Jak mówił Bustowski, Lasy Państwowe już zakazują wstępu do lasów ze względu na suszę i duże zagrożenie pożarowe. - Jeśli susza jest w lasach, to tym bardziej jest na polach – stwierdził działacz organizacji. Przewodniczący ZZRR mówił również o konieczności tworzenia rezerw materiałowych na takie okoliczności. Marcin Bustowski pyta również,  dlaczego ministerstwo nie uruchomi mechanizmu klęski żywiołowej. - Jesteśmy u schyłku klęski żywnościowej w tym kraju. Będziemy mieć taki problem z żywnością i będą takie ceny, że na razie nikt sobie z tego nie zdaje sprawy - ostrzega. 

 

- Apeluje do was abyście poszli do urzędów gmin i złożyli wnioski o powołanie komisji suszowych, żeby je powoływali wójtowie i burmistrzowie. Im więcej takich wniosków zacznie spływać, tym szybciej będziemy mogli zareagować na klęskę suszy.

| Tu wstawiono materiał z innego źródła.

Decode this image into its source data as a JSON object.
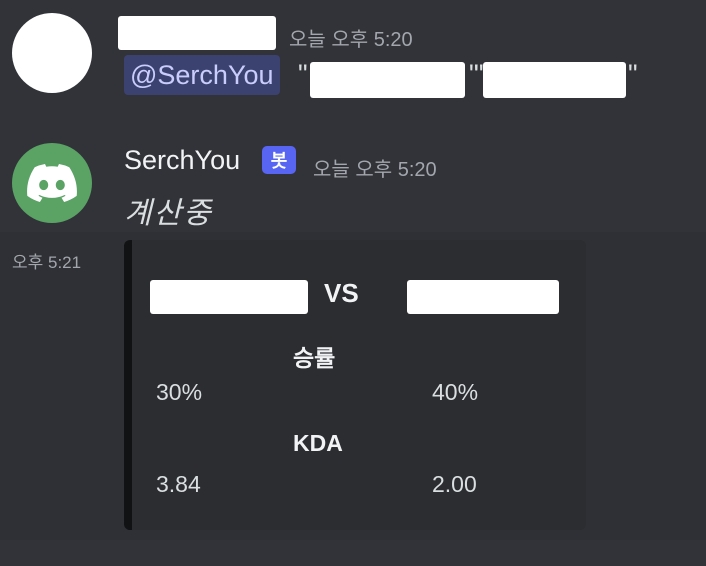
{
  "message1": {
    "timestamp": "오늘 오후 5:20",
    "mention": "@SerchYou",
    "quote_open_1": "\"",
    "quote_close_1": "\"",
    "quote_open_2": "\"",
    "quote_close_2": "\""
  },
  "message2": {
    "username": "SerchYou",
    "bot_tag": "봇",
    "timestamp": "오늘 오후 5:20",
    "status_text": "계산중",
    "side_time": "오후 5:21",
    "embed": {
      "vs_label": "VS",
      "fields": [
        {
          "name": "승률",
          "left": "30%",
          "right": "40%"
        },
        {
          "name": "KDA",
          "left": "3.84",
          "right": "2.00"
        }
      ]
    },
    "avatar_icon": "discord-logo-icon",
    "avatar_color": "#5aa365",
    "bot_tag_color": "#5865f2"
  }
}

Wnieśliśmy do ministra wniosek o ogłoszenie stanu klęski żywiołowej ze względu na suszę i wymrożenia. Niemcy już przygotowując się do suszy. Żeby nie było sytuacji, w której od nas wyjeżdża pasza za granice, a polski hodowca nie będzie miał czym skarmiać zwierząt – mówi Bustowski i apeluje do ministra o wprowadzenie zakazu wywozu paszy z Polski. - Trzeba tworzyć rezerwy paszowe i żywnościowe – przekonuje działacz, który uważa, że jeśli ponownie zostaną powołane komisje szacujące straty, to powinny badać rzeczywistą suszę glebową, a nie posługiwać się informacjami które podaje Instytutu Upraw Nawożenia i Gleboznastwa.

 

*Materiał jest dostępny na facebook'owy profilu Marcina Bustowskiego. 

Paweł Hetnał
Autor: Paweł Hetnał
Paweł Hetnał – absolwent Akademii Techniczno-Humanistycznej w Bielsku-Białej. Wieloletni dziennikarz portali i gazet lokalnych z terenu Podbeskidzia.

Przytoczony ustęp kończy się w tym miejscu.